HOW DOES THE QMS AFFECT ME • You are the expert in your area 8 hours per day, so your voice will be heard the loudest when it comes to making management aware of any changes that you see, or feel, are necessary (i.e., the work instruction you have been given is not written the way you are performing the task), any resources that are necessary (new equipment, equipment that needs to be replaced, broken equipment, etc). • You also need to be aware of who to go to when a situation arises such as, a discrepancy, out of date measuring device on the floor, form, or work instruction identified on a shop order, etc. • Management cannot be everywhere all day long, so they rely on employees to keep them informed of what goes on in their areas. They do not want to find out when customers or auditors come into the organization.
HOW DOES THE QMS (cont) • Employees hired in for specific areas are trained to level 2 or the procedures and lower level documentation (level 3) like work instructions, forms, etc., which should be referenced in the procedures. • What every employee needs to really understand is that a standard really is not meant to completely change working areas unless there is a great need for it (determined by discrepancies, poor productivity, inconsistent output, etc).

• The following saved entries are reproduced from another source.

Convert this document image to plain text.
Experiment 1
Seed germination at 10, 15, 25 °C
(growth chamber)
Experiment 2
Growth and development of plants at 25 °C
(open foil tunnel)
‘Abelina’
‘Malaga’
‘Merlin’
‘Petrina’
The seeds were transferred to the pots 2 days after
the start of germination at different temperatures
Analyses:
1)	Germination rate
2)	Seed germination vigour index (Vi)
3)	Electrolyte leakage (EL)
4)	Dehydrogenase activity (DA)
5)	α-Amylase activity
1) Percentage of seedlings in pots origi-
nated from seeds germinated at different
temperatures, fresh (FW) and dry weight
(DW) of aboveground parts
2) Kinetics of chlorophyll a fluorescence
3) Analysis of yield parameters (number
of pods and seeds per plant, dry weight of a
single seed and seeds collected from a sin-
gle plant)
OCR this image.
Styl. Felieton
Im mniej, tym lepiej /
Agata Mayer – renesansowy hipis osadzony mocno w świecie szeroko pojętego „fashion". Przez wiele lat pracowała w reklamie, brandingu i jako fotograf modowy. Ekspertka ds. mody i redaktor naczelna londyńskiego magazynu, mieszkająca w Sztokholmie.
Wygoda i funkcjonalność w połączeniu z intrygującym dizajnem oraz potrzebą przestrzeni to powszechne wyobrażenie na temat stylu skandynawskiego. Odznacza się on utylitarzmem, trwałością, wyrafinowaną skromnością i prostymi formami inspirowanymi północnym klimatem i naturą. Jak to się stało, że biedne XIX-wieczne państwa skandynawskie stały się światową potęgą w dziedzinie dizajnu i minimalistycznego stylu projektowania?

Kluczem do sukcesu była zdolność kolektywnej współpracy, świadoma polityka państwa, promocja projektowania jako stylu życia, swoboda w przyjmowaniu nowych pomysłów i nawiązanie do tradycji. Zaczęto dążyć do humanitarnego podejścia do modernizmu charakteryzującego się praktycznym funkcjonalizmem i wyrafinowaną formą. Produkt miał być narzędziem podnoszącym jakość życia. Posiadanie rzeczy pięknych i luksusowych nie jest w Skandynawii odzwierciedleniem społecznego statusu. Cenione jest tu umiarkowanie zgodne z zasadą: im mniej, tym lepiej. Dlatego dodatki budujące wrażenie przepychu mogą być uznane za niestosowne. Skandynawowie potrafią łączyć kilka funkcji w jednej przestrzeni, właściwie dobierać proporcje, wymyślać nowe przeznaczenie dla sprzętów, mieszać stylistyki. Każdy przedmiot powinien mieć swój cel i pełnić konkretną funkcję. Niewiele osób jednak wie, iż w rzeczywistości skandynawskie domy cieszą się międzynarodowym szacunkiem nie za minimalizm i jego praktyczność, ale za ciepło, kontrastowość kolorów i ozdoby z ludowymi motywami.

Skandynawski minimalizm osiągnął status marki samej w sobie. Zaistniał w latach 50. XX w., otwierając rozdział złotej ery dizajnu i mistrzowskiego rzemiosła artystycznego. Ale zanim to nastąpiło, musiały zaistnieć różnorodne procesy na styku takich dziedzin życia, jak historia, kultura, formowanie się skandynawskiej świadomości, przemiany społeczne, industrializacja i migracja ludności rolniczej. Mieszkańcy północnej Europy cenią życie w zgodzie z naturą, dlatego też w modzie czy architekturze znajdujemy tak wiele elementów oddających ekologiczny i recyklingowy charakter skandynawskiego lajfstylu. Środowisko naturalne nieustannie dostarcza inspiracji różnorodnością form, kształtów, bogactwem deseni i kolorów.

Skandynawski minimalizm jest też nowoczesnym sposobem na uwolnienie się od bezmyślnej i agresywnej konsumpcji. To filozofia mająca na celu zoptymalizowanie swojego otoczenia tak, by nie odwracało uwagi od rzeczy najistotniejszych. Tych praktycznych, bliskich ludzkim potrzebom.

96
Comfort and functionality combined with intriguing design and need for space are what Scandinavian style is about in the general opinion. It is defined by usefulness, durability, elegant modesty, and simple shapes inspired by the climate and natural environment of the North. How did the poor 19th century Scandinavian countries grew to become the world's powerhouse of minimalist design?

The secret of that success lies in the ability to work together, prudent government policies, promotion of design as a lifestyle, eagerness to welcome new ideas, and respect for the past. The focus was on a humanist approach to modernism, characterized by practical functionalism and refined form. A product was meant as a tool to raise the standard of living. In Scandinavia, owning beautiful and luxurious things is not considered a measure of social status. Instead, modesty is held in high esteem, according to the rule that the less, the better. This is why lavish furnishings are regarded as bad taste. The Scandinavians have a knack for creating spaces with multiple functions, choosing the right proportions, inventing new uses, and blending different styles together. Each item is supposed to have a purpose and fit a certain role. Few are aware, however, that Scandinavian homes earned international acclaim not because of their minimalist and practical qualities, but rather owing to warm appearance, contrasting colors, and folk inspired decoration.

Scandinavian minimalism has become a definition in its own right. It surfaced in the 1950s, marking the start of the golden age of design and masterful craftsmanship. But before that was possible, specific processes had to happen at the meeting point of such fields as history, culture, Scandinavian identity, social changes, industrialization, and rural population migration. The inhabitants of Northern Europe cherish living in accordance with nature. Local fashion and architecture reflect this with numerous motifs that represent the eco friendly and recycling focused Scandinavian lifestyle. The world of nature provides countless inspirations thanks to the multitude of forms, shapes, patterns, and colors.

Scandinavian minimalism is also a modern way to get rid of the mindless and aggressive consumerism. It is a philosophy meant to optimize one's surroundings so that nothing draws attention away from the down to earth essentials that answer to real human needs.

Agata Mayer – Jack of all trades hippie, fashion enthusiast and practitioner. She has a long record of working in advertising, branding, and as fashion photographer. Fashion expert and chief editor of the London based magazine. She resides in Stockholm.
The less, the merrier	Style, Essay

This is left up to the employees to be honest about what goes on in their areas and members of management, the employees, and quality to determine what type of changes are necessary. • Formalizing a system brings uniformity, historical or objective evidence, consistent training results and continual improvement.
HOW DOES THE QMS (cont) • Remember, when there is a problem in an area, it is not looked at the employees fault. Even if it is lack of training, it is looked at as a system breakdown or lack of commitment from management. • The key to the entire Quality Management System is the ISO Representative. This person must have some of the following: the right attitude, tenacity, the drive to succeed, be very organized, able to multi-task, report to management, able to report good and bad news, stay on schedule, keep employees and customers informed, keep updated, remain excited, remain level headed, continually educated and really take pride and care about the other employees and the job they do!
WHY COMPANY’S FAIL • Lack of support from upper management, which seems to be understood and felt throughout the organization. • Choosing the wrong person to drive the system. • Purchasing a template and not customizing it to fit the organization’s business. • Becoming too lax on the maintenance of the system. • Not conducting mandatory requirements, such as internal auditing at planned intervals, management reviews as planned, not training personnel (new or cross training), not implementing procedures or forms, using forms that are not controlled, etc.